Below are the basics that I highly recommend in conducting an audit of your meetings to determine if they are hitting the gold standard for great meetings:

  1. Is an agenda distributed in advance clearly identifying the issues to be discussed so people can think about them and prepare?
  2. Physical context matters. Does the room provide cues that ensure the meeting will be fun and encouraging true creativity?
  3. Is the leader who is responsible for the meeting’s success, aka the meeting owner, identified?
  4. Are all attendees given a clear opportunity to participate, even the introverts? (If you doubt this, please read Susan Cain’s book, “Quiet: The Power of Introverts in a World That Can’t Stop Talking.”)
  5. Is there extensive use of flipcharts or whiteboards to clarify the problems or challenges and the potential solutions being discussed?
  6. Does the leader of the meeting provide an opportunity at the end of the meeting for feedback and debriefing?
  7. Are the meeting minutes and a responsibility matrix shared immediately following the meeting with all participants who attended so everyone knows what is to be done and who is accountable for what?
  8. Are the employees at the meeting periodically surveyed anonymously to determine whether their voices were heard and whether the meeting was effective?
  9. How often are participants encouraged to ask, “Why?” By asking why, frequently it forces participants to examine the assumptions underlying the initiatives being discussed.
  10. Is there extensive use of humor, including audio or video clips, to encourage laughter?
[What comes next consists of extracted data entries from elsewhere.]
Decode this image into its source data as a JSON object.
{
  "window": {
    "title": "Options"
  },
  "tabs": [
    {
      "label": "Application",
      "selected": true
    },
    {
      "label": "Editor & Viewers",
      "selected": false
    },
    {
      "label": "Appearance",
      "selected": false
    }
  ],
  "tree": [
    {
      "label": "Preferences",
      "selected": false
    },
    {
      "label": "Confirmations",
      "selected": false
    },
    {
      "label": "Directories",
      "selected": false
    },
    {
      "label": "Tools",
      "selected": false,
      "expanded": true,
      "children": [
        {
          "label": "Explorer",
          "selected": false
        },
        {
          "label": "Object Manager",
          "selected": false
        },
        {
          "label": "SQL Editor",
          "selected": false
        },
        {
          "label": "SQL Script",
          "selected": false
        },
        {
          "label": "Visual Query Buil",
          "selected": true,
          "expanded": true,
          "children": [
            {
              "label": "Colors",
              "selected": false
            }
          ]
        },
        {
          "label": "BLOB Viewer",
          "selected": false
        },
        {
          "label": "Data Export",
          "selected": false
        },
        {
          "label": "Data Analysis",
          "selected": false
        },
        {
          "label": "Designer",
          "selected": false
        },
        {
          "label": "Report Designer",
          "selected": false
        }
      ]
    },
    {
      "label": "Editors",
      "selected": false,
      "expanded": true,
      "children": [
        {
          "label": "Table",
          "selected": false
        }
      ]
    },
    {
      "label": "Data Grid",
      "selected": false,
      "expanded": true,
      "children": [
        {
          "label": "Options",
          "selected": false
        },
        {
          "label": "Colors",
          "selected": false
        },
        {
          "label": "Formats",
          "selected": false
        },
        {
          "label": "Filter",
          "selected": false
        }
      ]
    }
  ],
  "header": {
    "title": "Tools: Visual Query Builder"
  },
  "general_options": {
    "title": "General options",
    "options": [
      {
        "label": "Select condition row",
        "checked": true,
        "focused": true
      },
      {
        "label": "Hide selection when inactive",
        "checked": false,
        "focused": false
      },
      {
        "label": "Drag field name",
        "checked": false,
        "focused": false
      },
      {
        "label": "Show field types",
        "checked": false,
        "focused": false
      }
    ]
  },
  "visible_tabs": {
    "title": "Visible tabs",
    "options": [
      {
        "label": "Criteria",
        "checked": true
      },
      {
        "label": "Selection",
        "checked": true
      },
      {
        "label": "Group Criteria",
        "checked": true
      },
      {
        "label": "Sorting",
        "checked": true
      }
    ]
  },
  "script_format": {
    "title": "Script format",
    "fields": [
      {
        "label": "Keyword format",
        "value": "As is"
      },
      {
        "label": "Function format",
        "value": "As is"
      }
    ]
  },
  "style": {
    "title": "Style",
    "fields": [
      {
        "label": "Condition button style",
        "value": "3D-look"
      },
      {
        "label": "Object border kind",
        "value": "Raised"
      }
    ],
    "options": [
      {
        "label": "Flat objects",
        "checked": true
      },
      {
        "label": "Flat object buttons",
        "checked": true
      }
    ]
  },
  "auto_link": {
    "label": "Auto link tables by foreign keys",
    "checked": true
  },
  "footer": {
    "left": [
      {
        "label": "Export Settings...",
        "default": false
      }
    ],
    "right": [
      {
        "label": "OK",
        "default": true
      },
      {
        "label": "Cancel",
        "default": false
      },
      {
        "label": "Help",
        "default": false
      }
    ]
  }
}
Humor moves us from our analytical left brains into the right hemisphere of our brains, the source of creative thinking.

An audit of your meetings is time well spent.

At the Singapore Bank they studied the results and impact of more efficient meetings and found it saved an estimated 500,000 employee hours and in surveys learned that the percentage of employees who said they had equal share of voice in meeting jumped from 40% to 90%.

There is therefore great reason to make sure you’re not the next Kodak because you failed to develop a culture that ensured productive, effective meetings!